In a basketball shooting workout, a player keeps shooting until she makes 10 baskets. Suppose the probability that she makes any given shot is 0.7, and let X be the total number of shots she takes, calculate E[X], V(X)?
In a basketball shooting workout, a player keeps shooting until she makes 10 baskets. Suppose the probability that she makes any given shot is 0.7, and let X be the total number of shots she takes, calculate E[X], V(X)?
Sorry, I misunderstood the original problem.
Let's calculate variance a little differently.

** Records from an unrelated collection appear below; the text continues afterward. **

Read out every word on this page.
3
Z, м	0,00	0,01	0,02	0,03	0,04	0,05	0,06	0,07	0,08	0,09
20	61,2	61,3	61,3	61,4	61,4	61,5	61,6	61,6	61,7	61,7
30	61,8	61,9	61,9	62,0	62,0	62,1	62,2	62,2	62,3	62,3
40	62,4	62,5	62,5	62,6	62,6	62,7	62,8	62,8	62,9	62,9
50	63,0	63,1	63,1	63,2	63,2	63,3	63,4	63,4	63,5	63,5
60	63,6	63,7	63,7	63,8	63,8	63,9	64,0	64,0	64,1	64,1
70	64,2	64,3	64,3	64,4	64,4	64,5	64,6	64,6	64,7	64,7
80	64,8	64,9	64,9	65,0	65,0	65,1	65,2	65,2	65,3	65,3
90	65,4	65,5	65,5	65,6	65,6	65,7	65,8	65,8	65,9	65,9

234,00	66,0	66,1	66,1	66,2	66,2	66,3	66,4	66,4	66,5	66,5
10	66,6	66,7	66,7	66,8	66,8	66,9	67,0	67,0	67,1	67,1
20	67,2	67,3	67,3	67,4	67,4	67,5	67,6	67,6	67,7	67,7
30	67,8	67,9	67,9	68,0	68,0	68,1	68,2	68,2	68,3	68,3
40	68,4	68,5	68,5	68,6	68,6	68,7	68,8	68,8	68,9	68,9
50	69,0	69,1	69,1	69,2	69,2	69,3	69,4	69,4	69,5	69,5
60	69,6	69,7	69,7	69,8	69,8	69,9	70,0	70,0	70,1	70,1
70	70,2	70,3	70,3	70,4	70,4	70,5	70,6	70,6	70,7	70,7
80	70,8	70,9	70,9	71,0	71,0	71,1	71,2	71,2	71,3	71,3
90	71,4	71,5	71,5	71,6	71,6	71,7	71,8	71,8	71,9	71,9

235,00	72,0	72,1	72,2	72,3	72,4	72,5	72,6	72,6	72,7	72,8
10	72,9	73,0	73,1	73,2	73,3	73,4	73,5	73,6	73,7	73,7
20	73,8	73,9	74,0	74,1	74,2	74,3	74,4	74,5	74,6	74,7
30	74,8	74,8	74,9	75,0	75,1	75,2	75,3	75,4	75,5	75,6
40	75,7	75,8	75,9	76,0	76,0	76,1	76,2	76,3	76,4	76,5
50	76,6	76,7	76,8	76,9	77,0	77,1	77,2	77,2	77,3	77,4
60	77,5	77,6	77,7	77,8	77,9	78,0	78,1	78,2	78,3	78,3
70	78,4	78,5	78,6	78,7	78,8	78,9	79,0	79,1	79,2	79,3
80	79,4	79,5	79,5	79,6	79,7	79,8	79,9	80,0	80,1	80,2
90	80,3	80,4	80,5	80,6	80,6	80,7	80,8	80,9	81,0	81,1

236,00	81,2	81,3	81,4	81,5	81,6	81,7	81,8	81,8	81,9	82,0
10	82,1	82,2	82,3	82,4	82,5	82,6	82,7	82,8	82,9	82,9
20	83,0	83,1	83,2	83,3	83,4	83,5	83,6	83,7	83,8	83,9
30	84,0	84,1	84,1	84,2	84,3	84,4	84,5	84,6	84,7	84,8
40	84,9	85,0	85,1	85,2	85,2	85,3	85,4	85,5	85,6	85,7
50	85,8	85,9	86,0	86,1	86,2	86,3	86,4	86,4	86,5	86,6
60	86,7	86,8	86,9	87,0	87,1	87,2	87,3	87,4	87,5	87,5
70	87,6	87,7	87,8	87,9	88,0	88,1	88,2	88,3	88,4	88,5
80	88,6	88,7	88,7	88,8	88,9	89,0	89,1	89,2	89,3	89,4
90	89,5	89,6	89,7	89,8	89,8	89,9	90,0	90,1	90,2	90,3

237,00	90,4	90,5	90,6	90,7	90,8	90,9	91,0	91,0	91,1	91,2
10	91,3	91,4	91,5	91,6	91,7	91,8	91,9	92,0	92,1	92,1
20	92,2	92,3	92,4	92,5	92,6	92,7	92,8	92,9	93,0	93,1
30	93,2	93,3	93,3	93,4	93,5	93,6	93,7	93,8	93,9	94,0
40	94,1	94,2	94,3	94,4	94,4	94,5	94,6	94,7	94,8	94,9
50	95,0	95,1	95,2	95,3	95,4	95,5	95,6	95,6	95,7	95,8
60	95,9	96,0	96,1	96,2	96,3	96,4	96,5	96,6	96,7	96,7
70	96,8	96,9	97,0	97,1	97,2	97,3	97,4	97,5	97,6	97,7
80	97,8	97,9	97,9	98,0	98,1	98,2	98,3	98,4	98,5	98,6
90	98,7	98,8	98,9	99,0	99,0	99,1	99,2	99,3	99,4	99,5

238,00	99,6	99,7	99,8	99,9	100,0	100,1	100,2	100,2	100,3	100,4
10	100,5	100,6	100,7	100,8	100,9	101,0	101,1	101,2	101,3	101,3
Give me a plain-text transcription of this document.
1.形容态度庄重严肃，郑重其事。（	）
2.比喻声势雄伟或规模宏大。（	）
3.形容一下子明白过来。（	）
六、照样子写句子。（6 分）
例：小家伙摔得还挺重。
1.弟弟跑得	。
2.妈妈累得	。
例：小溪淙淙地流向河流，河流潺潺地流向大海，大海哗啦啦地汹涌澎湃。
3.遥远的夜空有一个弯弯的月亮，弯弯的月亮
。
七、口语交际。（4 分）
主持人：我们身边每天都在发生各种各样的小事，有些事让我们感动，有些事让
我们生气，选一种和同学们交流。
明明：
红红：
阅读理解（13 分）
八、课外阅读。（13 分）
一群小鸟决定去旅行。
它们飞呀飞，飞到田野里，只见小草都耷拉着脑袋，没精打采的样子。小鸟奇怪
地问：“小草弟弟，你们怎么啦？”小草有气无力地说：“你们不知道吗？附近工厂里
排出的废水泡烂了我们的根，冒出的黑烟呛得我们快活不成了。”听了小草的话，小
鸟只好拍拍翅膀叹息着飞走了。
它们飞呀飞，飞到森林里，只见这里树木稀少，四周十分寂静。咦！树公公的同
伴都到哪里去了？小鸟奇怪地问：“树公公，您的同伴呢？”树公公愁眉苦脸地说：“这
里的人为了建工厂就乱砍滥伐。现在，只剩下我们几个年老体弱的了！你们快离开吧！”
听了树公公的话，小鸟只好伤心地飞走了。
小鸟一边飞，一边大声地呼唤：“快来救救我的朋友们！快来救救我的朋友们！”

Since you have $E[X] = 14$, then
$$V[X] = E[X^2]-14^2$$
$$E[X^2] = (0.7)^{10}\sum_{n\ge 0}\dbinom{9+n}{n}(0.3)^n(10+n)^2 = \dfrac{10(11-0.7)}{0.7^2}$$
So, you have:
$$V[X] = \dfrac{696}{49}$$
Lets change the question.
Toss a die repeatedly until a six appears the three times.
Further, let $X$ be the number of the toss upon which the third six appears.
Is it clear that $X\ge 3~?$ and $\mathcal{P}(X=3)=6^{-3}$. Moverover, $\mathcal{P}(X=9)=\dbinom{8}{2}\cdot 5^6\cdot 6^{-9}$
In general, $n\ge 3\to \mathcal{P}(X=n)=\dbinom{n-1}{2}\cdot 5^{n-3}\cdot 6^{-n}$
What are $\mathcal{E[X]}~\&~\mathcal{V[X]}~?$